Financial risk for any farming or livestock operation stretches into all 4 of the prior categories. During his presentation, Ross referred to this category as “all of the above”! You’ll need to consider: 

  • Your break-even – what prices can you accept to simply recoup your investments? 
  • Your cost of capital
  • The risk of capital for operational adjustments (i.e. hiring staff, letting go of staff, prioritizing genetics, etc.)
  • Return on investments for operational shifts (i.e. how much are you spending to make changes, and how much do you expect those changes to bring in?)

Risk Management Strategies

Now that you know how to evaluate your areas of risk, let’s review some strategies that you can implement to effectively manage them. Bronson separates strategies that he recommends into the obvious and the less obvious. 

Obvious Risk Management Strategies

According to Ross, some obvious risk management strategies include hedging, forward contracting, careful financial planning, and insurance products like Livestock Risk Protection (LRP) or Livestock Gross Margin (LGM) insurance. 

Less Obvious Risk Management Strategies

Ross noted that some lesser-known risk management strategies include taking up a “buy low, sell high” mentality when selling females, retaining ownership of your cattle, and end-user marketing (consider going DTC to hold onto more of the consumer dollar). 
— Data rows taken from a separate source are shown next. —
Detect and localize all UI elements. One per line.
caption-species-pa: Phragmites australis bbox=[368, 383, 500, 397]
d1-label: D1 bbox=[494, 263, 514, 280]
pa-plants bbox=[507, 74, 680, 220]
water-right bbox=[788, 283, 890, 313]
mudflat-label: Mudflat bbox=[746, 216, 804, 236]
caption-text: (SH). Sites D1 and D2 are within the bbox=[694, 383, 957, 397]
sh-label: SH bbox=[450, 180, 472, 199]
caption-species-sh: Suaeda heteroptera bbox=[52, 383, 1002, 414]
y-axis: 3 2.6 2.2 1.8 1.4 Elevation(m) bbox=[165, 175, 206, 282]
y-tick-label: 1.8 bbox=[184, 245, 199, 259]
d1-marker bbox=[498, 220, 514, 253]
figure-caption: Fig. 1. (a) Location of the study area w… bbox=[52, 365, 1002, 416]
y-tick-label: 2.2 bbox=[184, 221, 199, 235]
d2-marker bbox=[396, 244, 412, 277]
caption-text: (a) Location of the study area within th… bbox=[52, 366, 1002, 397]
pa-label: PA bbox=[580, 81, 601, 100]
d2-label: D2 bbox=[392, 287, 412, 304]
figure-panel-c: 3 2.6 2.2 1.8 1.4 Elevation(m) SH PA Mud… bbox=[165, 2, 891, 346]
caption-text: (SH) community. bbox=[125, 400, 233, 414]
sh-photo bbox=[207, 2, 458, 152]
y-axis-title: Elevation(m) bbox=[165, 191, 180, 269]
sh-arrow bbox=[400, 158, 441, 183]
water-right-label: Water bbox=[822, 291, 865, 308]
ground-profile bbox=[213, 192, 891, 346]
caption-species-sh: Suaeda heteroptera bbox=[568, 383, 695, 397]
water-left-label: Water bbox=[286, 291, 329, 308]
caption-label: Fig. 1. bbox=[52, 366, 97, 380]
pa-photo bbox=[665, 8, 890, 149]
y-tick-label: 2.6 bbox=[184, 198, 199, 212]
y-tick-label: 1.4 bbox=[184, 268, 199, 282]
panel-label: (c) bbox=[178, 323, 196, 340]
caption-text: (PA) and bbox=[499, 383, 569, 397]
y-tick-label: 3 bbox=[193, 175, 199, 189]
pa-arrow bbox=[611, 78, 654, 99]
He also mentioned taking measures to improve your weaning rates. Ross shared that an 85-90% increase in weaning rates can contribute to about $5,500 in extra revenue for a cow/calf operation, which he recommends you reinvent into improving your infrastructure. 
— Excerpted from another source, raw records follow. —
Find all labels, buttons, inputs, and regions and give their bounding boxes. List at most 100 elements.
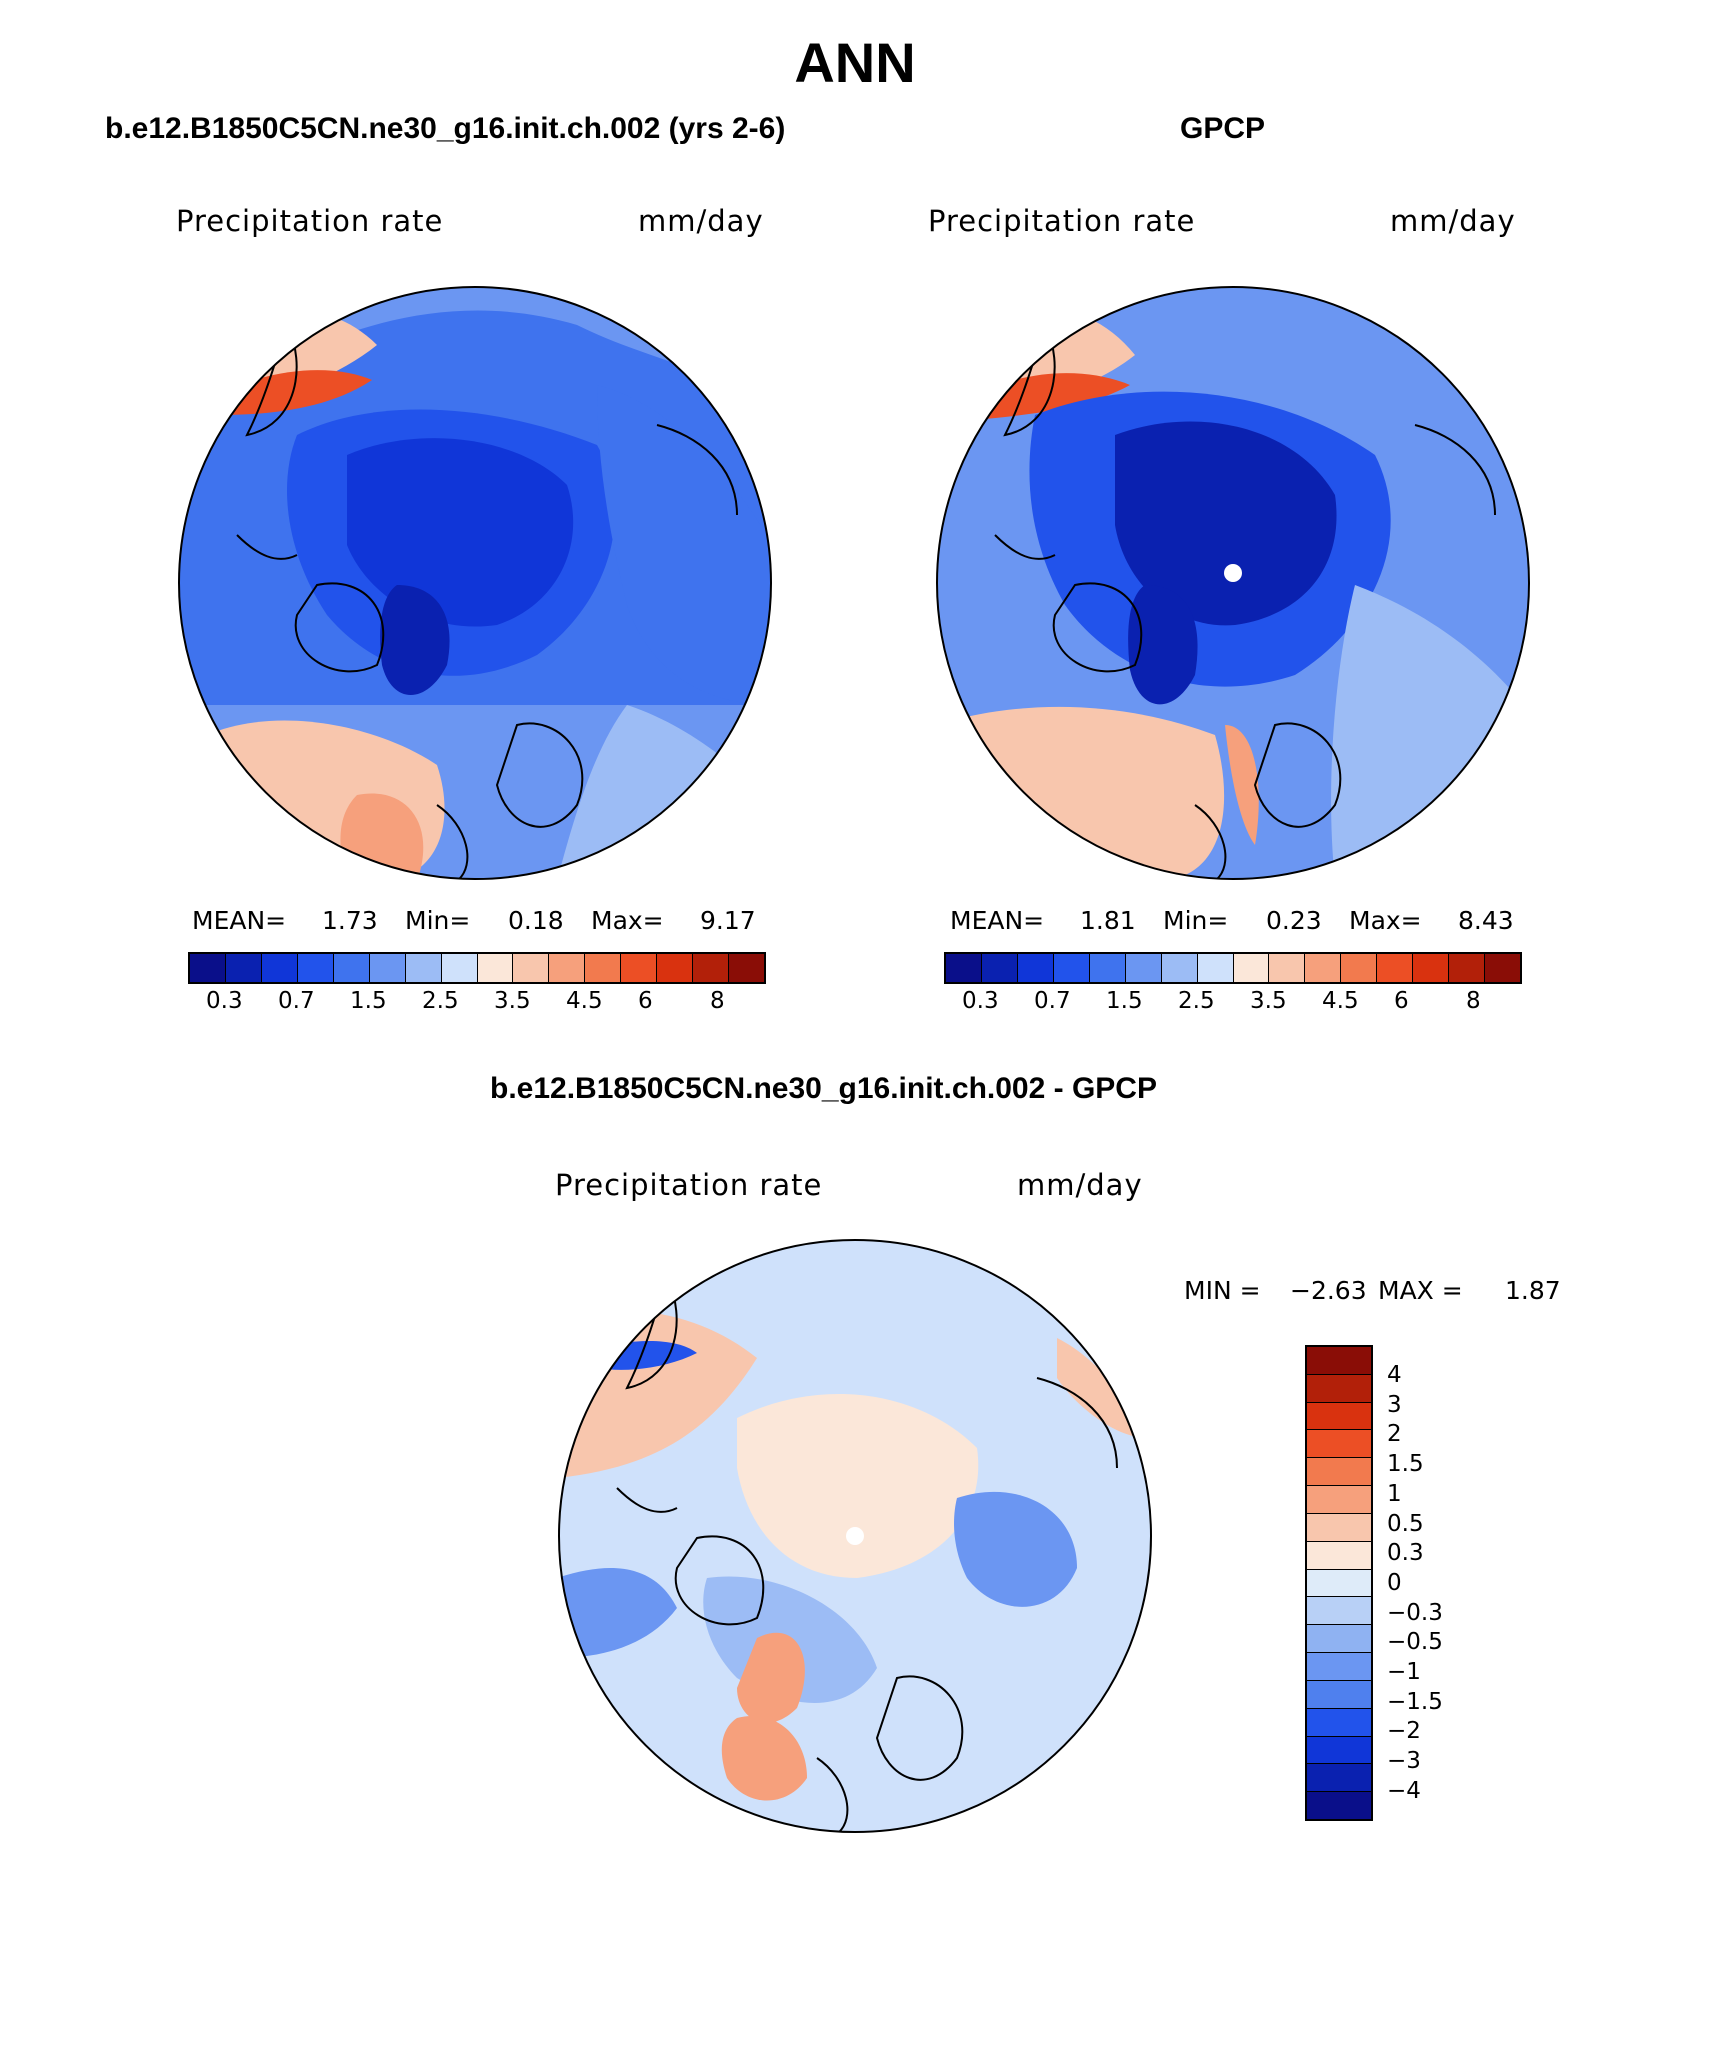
colorbar-swatch — [1307, 1458, 1371, 1487]
colorbar-tick-label: 8 — [710, 988, 725, 1014]
map-region-siberian-deficit — [954, 1491, 1077, 1607]
colorbar-tick-label: −4 — [1387, 1777, 1421, 1804]
colorbar-tick-label: 4.5 — [566, 988, 603, 1014]
colorbar-tick-label: −1.5 — [1387, 1688, 1443, 1715]
map-region-labrador-deficit — [559, 1568, 677, 1658]
colorbar-swatch — [405, 954, 442, 982]
colorbar-swatch — [190, 954, 226, 982]
colorbar-swatch — [981, 954, 1018, 982]
colorbar-tick-label: 2.5 — [1178, 988, 1215, 1014]
colorbar-swatch — [1307, 1597, 1371, 1626]
colorbar-swatch — [585, 954, 622, 982]
map-region-eurasia — [597, 385, 771, 705]
colorbar-swatch — [1307, 1653, 1371, 1681]
colorbar-tick-label: 6 — [1394, 988, 1409, 1014]
colorbar-tick-label: 1.5 — [350, 988, 387, 1014]
diff-min-value: −2.63 — [1290, 1276, 1367, 1305]
obs-mean-value: 1.81 — [1080, 906, 1136, 935]
colorbar-tick-label: 0.3 — [962, 988, 999, 1014]
colorbar-swatch — [477, 954, 514, 982]
colorbar-swatch — [1089, 954, 1126, 982]
colorbar-tick-label: 0.3 — [206, 988, 243, 1014]
colorbar-swatch — [1233, 954, 1270, 982]
map-border — [936, 286, 1530, 880]
colorbar-swatch — [946, 954, 982, 982]
map-region-norwegian-coast — [1225, 725, 1259, 845]
pole-missing-data-dot — [846, 1527, 864, 1545]
colorbar-swatch — [1307, 1374, 1371, 1403]
colorbar-swatch — [1161, 954, 1198, 982]
obs-polar-map — [936, 286, 1530, 880]
colorbar-tick-label: 3.5 — [1250, 988, 1287, 1014]
colorbar-swatch — [1053, 954, 1090, 982]
colorbar-tick-label: 0.3 — [1387, 1540, 1424, 1567]
colorbar-tick-label: −0.5 — [1387, 1629, 1443, 1656]
colorbar-swatch — [513, 954, 550, 982]
colorbar-swatch — [1017, 954, 1054, 982]
colorbar-swatch — [1377, 954, 1414, 982]
diff-min-label: MIN = — [1184, 1276, 1261, 1305]
colorbar-tick-label: −2 — [1387, 1718, 1421, 1745]
diff-max-label: MAX = — [1378, 1276, 1463, 1305]
obs-colorbar — [944, 952, 1522, 984]
colorbar-swatch — [1307, 1792, 1371, 1820]
colorbar-swatch — [1125, 954, 1162, 982]
colorbar-swatch — [1413, 954, 1450, 982]
model-units-label: mm/day — [638, 204, 764, 238]
colorbar-swatch — [693, 954, 730, 982]
model-colorbar — [188, 952, 766, 984]
obs-max-label: Max= — [1349, 906, 1422, 935]
diff-max-value: 1.87 — [1505, 1276, 1561, 1305]
colorbar-tick-label: 0.5 — [1387, 1510, 1424, 1537]
colorbar-tick-label: 3 — [1387, 1391, 1402, 1418]
map-border — [558, 1239, 1152, 1833]
colorbar-tick-label: 4 — [1387, 1362, 1402, 1388]
colorbar-swatch — [1307, 1486, 1371, 1514]
coastlines — [236, 322, 738, 879]
obs-units-label: mm/day — [1390, 204, 1516, 238]
colorbar-swatch — [1307, 1430, 1371, 1459]
colorbar-swatch — [549, 954, 586, 982]
obs-min-value: 0.23 — [1266, 906, 1322, 935]
colorbar-tick-label: 6 — [638, 988, 653, 1014]
colorbar-swatch — [1307, 1625, 1371, 1654]
obs-case-title: GPCP — [1180, 112, 1266, 145]
colorbar-swatch — [1307, 1402, 1371, 1431]
colorbar-tick-label: 2 — [1387, 1421, 1402, 1448]
colorbar-swatch — [1197, 954, 1234, 982]
colorbar-swatch — [369, 954, 406, 982]
model-min-value: 0.18 — [508, 906, 564, 935]
diff-variable-label: Precipitation rate — [555, 1168, 823, 1202]
obs-min-label: Min= — [1163, 906, 1229, 935]
colorbar-swatch — [657, 954, 694, 982]
coastlines — [994, 322, 1496, 879]
colorbar-swatch — [225, 954, 262, 982]
colorbar-swatch — [1307, 1513, 1371, 1542]
map-region-greenland — [380, 585, 450, 695]
map-region-atlantic-excess — [721, 1716, 807, 1801]
colorbar-swatch — [1307, 1347, 1371, 1375]
diff-polar-map — [558, 1239, 1152, 1833]
map-region-arctic-core — [737, 1394, 979, 1578]
colorbar-swatch — [1307, 1708, 1371, 1737]
colorbar-tick-label: −1 — [1387, 1659, 1421, 1685]
model-max-value: 9.17 — [700, 906, 756, 935]
model-variable-label: Precipitation rate — [176, 204, 444, 238]
colorbar-tick-label: 0.7 — [278, 988, 315, 1014]
colorbar-tick-label: 1 — [1387, 1480, 1402, 1507]
diff-units-label: mm/day — [1017, 1168, 1143, 1202]
colorbar-tick-label: −0.3 — [1387, 1599, 1443, 1626]
colorbar-swatch — [621, 954, 658, 982]
map-region-greenland — [1128, 585, 1198, 705]
diff-colorbar — [1305, 1345, 1373, 1821]
map-border — [178, 286, 772, 880]
model-mean-value: 1.73 — [322, 906, 378, 935]
colorbar-swatch — [297, 954, 334, 982]
colorbar-tick-label: 0 — [1387, 1569, 1402, 1596]
colorbar-swatch — [1307, 1569, 1371, 1598]
colorbar-swatch — [1341, 954, 1378, 982]
colorbar-tick-label: 4.5 — [1322, 988, 1359, 1014]
colorbar-swatch — [333, 954, 370, 982]
model-mean-label: MEAN= — [192, 906, 287, 935]
colorbar-swatch — [729, 954, 764, 982]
Lastly, Ross also recommends diversifying your operation to spread out risk. This could include incorporating companion grazing animals or harvesting a cover crop. If you’re interested in diversification, you may want to consider learning more about regenerative agriculture. 


We’ll wrap it up by saying this: there are a lot of unexpected variables in any agricultural operation, but cattle market declines are not one of them. Cattle prices will dip again, and when they do, a risk management plan can empower you to not only manage them, but also take advantage of them, and prepare for the next upswing.


*The article above is based on Ross Bronson’s presentation “Are You Ready For The Inevitable Shift In The Cattle Market?” given at the Illinois Cattlemen Connect Education Series. 

  1. Kusev P, Purser H, Heilman R, Cooke AJ, Van Schaik P, Baranova V, Martin R, Ayton P. Understanding Risky Behavior: The Influence of Cognitive, Emotional and Hormonal Factors on Decision-Making under Risk. Front Psychol. 2017 Feb 1;8:102. doi: 10.3389/fpsyg.2017.00102. PMID: 28203215; PMCID: PMC5285332.